Defuse Greed and Envy in Your Children
Besides encouraging your kids to count their blessings daily, you can lessen their “I want what my rich peers have” tendencies by:
- Giving them your time and attention. That’s a lot more valuable than a glut of material possessions.
- Responding to “buy me something expensive” requests not with lectures, but with questions that encourage them to think. “How might you get it on your own initiative?” “What else might we spend the money on?” “Why do you think this new item would make you happy?” “Are your friends who have it happy all the time?”
- Making a rule of never buying anything on credit. That only feeds the lie that instant gratification is a problem solver.

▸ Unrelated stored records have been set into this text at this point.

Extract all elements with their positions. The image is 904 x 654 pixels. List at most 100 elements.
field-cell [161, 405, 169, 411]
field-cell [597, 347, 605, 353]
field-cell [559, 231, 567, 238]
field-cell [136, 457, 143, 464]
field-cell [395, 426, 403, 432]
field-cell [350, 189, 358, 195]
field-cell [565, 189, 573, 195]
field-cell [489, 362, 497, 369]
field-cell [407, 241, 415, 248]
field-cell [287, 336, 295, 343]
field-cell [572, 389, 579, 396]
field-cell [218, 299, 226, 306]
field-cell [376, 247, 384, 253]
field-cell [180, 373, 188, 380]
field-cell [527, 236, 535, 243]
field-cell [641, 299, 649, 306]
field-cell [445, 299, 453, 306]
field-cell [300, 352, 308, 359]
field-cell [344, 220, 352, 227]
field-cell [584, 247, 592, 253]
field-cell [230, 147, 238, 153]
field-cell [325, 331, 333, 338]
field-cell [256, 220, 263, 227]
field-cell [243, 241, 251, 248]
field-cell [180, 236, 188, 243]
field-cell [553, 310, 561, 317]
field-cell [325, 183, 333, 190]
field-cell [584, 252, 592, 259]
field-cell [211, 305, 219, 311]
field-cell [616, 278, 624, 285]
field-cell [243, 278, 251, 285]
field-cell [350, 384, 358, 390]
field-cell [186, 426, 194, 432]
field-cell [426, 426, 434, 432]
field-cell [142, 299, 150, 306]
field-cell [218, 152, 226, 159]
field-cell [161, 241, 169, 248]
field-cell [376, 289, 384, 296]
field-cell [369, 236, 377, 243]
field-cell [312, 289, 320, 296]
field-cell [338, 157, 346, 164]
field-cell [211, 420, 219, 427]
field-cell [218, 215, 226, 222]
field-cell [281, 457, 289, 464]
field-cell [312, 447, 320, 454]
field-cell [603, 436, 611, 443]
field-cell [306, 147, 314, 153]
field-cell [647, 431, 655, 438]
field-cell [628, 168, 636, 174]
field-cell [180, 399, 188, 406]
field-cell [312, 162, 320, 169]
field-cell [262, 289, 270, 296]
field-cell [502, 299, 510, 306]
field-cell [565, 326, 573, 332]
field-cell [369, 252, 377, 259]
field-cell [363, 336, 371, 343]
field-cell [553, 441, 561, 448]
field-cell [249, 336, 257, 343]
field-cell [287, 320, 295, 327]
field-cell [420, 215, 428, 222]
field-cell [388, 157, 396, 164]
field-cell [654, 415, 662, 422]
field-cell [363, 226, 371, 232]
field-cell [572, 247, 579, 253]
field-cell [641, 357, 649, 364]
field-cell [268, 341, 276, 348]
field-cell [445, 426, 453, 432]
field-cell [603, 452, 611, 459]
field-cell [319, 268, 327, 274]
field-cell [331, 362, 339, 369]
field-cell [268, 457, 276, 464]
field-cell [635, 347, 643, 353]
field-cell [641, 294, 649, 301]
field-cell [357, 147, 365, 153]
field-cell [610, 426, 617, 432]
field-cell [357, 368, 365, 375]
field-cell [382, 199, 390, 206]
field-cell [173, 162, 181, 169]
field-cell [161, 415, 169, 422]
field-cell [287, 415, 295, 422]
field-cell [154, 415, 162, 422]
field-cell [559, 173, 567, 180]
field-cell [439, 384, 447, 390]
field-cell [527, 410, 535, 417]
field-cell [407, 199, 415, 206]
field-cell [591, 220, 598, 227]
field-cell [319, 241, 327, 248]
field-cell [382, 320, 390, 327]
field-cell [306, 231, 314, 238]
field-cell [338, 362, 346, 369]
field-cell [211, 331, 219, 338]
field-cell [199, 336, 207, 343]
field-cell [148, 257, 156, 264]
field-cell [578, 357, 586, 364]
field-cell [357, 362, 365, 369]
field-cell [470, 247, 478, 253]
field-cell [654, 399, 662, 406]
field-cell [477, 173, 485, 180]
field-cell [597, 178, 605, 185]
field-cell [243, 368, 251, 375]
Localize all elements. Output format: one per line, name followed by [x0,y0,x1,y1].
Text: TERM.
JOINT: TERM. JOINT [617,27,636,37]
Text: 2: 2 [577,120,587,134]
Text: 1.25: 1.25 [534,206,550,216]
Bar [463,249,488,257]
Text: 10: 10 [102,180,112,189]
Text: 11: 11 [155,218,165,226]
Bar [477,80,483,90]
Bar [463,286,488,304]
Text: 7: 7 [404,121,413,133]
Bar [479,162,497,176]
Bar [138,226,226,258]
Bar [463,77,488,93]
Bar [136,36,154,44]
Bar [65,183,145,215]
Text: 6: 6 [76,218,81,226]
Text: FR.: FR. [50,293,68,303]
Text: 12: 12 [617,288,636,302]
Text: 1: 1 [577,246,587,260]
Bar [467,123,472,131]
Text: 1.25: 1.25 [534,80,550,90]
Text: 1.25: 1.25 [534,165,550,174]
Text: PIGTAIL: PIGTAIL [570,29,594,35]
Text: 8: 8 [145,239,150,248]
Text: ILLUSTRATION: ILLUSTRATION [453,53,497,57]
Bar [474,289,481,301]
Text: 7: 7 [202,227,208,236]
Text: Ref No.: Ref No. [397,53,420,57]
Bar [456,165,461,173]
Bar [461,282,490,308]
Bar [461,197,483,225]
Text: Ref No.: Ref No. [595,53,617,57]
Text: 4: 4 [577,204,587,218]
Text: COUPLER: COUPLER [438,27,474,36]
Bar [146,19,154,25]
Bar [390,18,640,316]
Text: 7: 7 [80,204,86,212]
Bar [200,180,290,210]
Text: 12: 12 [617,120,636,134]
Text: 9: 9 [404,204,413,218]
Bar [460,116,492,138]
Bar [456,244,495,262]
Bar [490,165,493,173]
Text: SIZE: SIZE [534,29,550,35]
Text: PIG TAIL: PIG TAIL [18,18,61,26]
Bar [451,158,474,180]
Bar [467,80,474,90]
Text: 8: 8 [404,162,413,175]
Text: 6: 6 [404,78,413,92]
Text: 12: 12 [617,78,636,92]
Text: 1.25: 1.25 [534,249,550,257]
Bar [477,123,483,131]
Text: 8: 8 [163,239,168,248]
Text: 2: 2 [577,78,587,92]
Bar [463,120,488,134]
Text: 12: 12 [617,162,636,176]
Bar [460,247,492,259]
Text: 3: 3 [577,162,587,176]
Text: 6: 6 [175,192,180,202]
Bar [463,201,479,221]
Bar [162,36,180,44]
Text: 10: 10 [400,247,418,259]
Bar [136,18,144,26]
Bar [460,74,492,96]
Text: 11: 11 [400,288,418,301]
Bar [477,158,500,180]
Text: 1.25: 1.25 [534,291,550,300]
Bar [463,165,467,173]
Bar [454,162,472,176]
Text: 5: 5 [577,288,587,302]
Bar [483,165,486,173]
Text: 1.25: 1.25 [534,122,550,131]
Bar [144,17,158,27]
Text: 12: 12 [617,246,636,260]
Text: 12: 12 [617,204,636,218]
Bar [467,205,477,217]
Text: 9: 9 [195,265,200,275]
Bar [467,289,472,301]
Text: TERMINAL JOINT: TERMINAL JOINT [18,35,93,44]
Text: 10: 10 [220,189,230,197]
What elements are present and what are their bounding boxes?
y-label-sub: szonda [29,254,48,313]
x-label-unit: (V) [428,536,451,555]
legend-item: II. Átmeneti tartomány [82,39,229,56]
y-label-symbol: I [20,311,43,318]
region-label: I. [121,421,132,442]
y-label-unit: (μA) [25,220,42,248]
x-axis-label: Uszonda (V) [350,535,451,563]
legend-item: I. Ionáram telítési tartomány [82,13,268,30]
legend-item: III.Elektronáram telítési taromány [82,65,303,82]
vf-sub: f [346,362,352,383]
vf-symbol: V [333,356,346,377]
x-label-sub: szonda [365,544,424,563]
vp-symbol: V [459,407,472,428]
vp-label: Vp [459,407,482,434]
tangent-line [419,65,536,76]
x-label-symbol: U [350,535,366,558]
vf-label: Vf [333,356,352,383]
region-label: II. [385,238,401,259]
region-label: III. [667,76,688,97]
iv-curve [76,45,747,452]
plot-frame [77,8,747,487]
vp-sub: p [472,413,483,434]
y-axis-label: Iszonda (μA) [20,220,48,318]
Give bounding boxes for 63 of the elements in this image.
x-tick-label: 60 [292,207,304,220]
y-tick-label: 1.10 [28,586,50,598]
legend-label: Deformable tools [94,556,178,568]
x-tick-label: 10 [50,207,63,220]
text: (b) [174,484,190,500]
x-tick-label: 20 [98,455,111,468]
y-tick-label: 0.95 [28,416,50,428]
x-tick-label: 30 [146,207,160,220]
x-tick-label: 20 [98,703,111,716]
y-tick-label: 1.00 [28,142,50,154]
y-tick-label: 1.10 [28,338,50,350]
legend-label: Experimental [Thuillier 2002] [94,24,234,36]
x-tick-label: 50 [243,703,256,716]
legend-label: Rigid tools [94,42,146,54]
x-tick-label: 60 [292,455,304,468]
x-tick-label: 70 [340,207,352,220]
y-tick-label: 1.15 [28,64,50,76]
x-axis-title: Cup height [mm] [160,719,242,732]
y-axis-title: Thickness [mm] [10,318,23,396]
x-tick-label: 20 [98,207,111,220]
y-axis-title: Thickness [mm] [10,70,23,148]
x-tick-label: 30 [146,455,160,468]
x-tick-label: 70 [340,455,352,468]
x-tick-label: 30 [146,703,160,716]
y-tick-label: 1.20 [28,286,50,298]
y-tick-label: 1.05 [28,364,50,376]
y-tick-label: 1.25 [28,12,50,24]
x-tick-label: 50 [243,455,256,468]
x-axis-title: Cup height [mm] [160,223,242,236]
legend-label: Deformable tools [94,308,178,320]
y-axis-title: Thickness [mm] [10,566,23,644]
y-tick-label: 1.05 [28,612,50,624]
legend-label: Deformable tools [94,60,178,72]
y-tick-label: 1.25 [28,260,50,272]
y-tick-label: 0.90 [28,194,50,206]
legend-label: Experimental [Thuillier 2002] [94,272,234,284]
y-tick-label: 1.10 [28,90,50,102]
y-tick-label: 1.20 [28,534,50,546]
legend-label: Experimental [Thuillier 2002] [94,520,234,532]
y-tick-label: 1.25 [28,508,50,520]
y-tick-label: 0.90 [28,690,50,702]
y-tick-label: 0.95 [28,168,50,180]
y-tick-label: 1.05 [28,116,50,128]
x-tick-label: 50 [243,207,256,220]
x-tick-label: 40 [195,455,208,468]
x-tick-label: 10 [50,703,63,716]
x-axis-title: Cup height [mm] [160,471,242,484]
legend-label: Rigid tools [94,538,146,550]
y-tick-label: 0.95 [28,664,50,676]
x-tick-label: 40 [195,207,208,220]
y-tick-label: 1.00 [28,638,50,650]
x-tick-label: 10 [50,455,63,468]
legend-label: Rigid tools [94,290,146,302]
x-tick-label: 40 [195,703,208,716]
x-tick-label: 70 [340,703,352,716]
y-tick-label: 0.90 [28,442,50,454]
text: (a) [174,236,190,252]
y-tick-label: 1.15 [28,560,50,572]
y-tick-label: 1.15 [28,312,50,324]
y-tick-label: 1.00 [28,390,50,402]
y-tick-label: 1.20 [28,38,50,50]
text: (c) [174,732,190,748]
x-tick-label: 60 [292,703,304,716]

Help Out Those Less Fortunate
Among the best ways to thwart “everyone is better off than we, and it’s not fair” thinking is to offer a hand to someone who is worse off. As a family, you might:
- Invite someone with no family to Thanksgiving dinner.
- Take a day to clean a disabled neighbor’s house.
- Collect donations for a food or clothing drive.
- Participate in an event at a homeless shelter.
- Sponsor a child in a low-income society.
Where possible, connect directly with the people you’re helping. Not just to remind yourself that there are those materially worse off than you, but to observe firsthand that many people with less are actually happier. That never fails to influence “helpers” for the better.